"Anyone who does not carry his cross and come after Me cannot be My disciple." (Luke 14:27) Strong language for a Savior, a Redeemer, One who was to deliver us from evil!
The Cross was a scandal then and it is today. We must, however, understand that it is not so much a scandal as a mystery—a mystery that we shall never fathom in this life. We do not understand unselfish love—love that wants nothing more than to be like the Beloved—love that seeks for union of mind, heart and will—love that says, "Do not fear. I, too, have had pain, persecution, suffering, poverty and hunger. Look, I show you how to endure. I show you how to pray, how to forgive, how to love, how to be at peace, how to unite your will to the Father's no matter how difficult."

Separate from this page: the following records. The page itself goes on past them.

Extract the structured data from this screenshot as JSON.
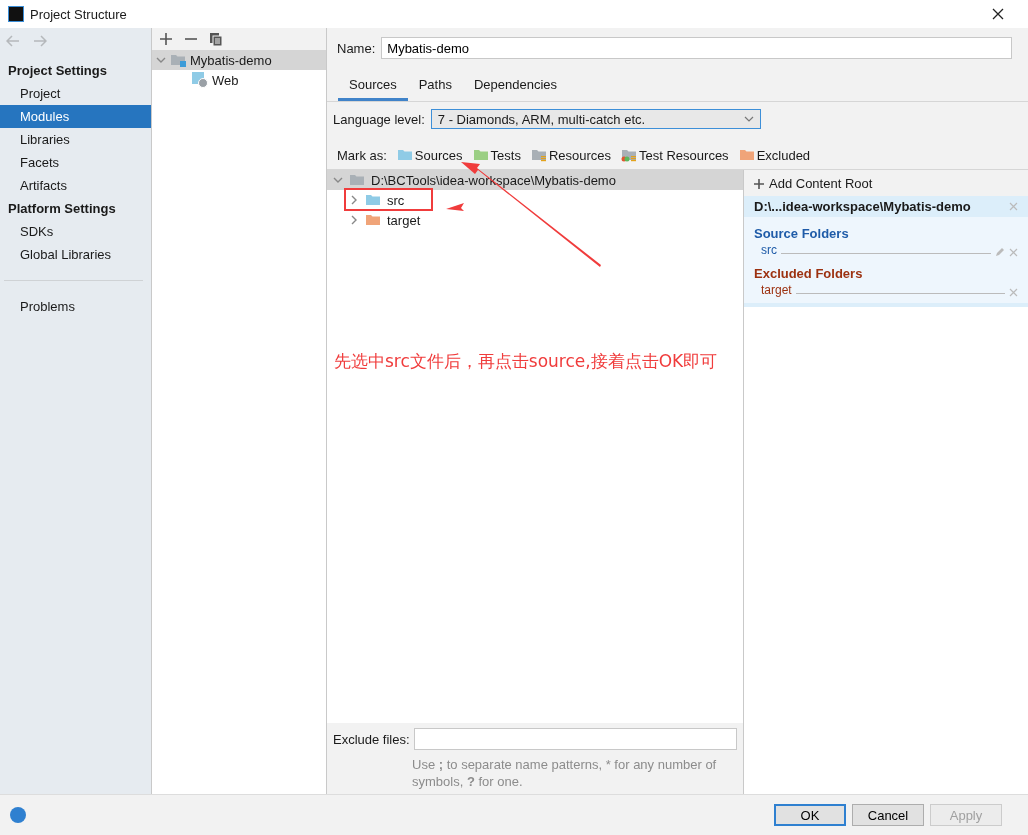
{
  "window": {
    "title": "Project Structure"
  },
  "sidebar": {
    "sections": [
      {
        "heading": "Project Settings",
        "items": [
          {
            "label": "Project",
            "selected": false
          },
          {
            "label": "Modules",
            "selected": true
          },
          {
            "label": "Libraries",
            "selected": false
          },
          {
            "label": "Facets",
            "selected": false
          },
          {
            "label": "Artifacts",
            "selected": false
          }
        ]
      },
      {
        "heading": "Platform Settings",
        "items": [
          {
            "label": "SDKs",
            "selected": false
          },
          {
            "label": "Global Libraries",
            "selected": false
          }
        ]
      }
    ],
    "extra_items": [
      {
        "label": "Problems",
        "selected": false
      }
    ]
  },
  "module_tree": [
    {
      "label": "Mybatis-demo",
      "kind": "module",
      "expanded": true,
      "selected": true,
      "children": [
        {
          "label": "Web",
          "kind": "web",
          "selected": false
        }
      ]
    }
  ],
  "name_field": {
    "label": "Name:",
    "value": "Mybatis-demo"
  },
  "tabs": [
    {
      "label": "Sources",
      "selected": true
    },
    {
      "label": "Paths",
      "selected": false
    },
    {
      "label": "Dependencies",
      "selected": false
    }
  ],
  "language_level": {
    "label": "Language level:",
    "value": "7 - Diamonds, ARM, multi-catch etc."
  },
  "mark_as": {
    "label": "Mark as:",
    "buttons": [
      {
        "label": "Sources",
        "kind": "sources"
      },
      {
        "label": "Tests",
        "kind": "tests"
      },
      {
        "label": "Resources",
        "kind": "resources"
      },
      {
        "label": "Test Resources",
        "kind": "test_resources"
      },
      {
        "label": "Excluded",
        "kind": "excluded"
      }
    ]
  },
  "source_tree": {
    "label": "D:\\BCTools\\idea-workspace\\Mybatis-demo",
    "kind": "root",
    "expanded": true,
    "selected": true,
    "children": [
      {
        "label": "src",
        "kind": "sources",
        "expanded": false,
        "selected": false
      },
      {
        "label": "target",
        "kind": "excluded",
        "expanded": false,
        "selected": false
      }
    ]
  },
  "annotation": {
    "text": "先选中src文件后，再点击source,接着点击OK即可"
  },
  "content_root": {
    "add_button": "Add Content Root",
    "path": "D:\\...idea-workspace\\Mybatis-demo",
    "groups": [
      {
        "heading": "Source Folders",
        "kind": "sources",
        "folders": [
          {
            "label": "src",
            "editable": true
          }
        ]
      },
      {
        "heading": "Excluded Folders",
        "kind": "excluded",
        "folders": [
          {
            "label": "target",
            "editable": false
          }
        ]
      }
    ]
  },
  "exclude_files": {
    "label": "Exclude files:",
    "hint": "Use **;** to separate name patterns, * for any number of symbols, **?** for one."
  },
  "buttons": [
    {
      "label": "OK",
      "default": true,
      "disabled": false
    },
    {
      "label": "Cancel",
      "default": false,
      "disabled": false
    },
    {
      "label": "Apply",
      "default": false,
      "disabled": true
    }
  ]
}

He emptied Himself that we might be filled—filled, not for our sakes alone, but for the sake of our neighbor. He showed us how to accept indifference—during His Infancy. He showed us how to accept loneliness—during His Hidden Life. He showed us how to accept success—by His attitude to the crowds proclaiming Him King. He showed us how to accomplish God's Will in the Agony in the Garden. He showed us how to accept pain, insults and death—on the Cross.

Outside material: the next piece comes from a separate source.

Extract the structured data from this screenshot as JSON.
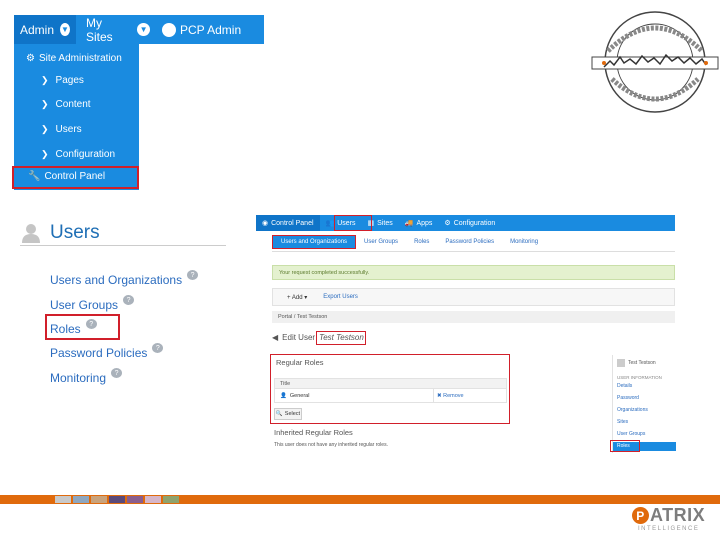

This was a sign of His love for His Father and for us and this too is our witness to the world. "Rejoice when men persecute you," He said. Over and over He told us not to be afraid for He had conquered the world. He conquered—not by changing it, but by changing the men who lived in it.
He gave up everything for us. He wants His disciples to do the same. Privation was part of His witness—it must be part of ours. And He instructed His followers to take nothing for the journey except a staff—no bread, no haversack, no coppers for their purses. They were to wear sandals but He added, "Do not take a spare tunic." (Mark 6:8,9)
Our witness is not to be healthy, wealthy and wise, but to accept whatever Providence sends our way with joy of heart and peace of mind—sickness or health, poverty or riches, success or failure. Our witness is to be truly free—free in mind, with no resentments to disturb us; free in heart with no attachments to hamper us; free in body, living in self-control; and free in spirit, ever seeking union with God and His Honor and Glory.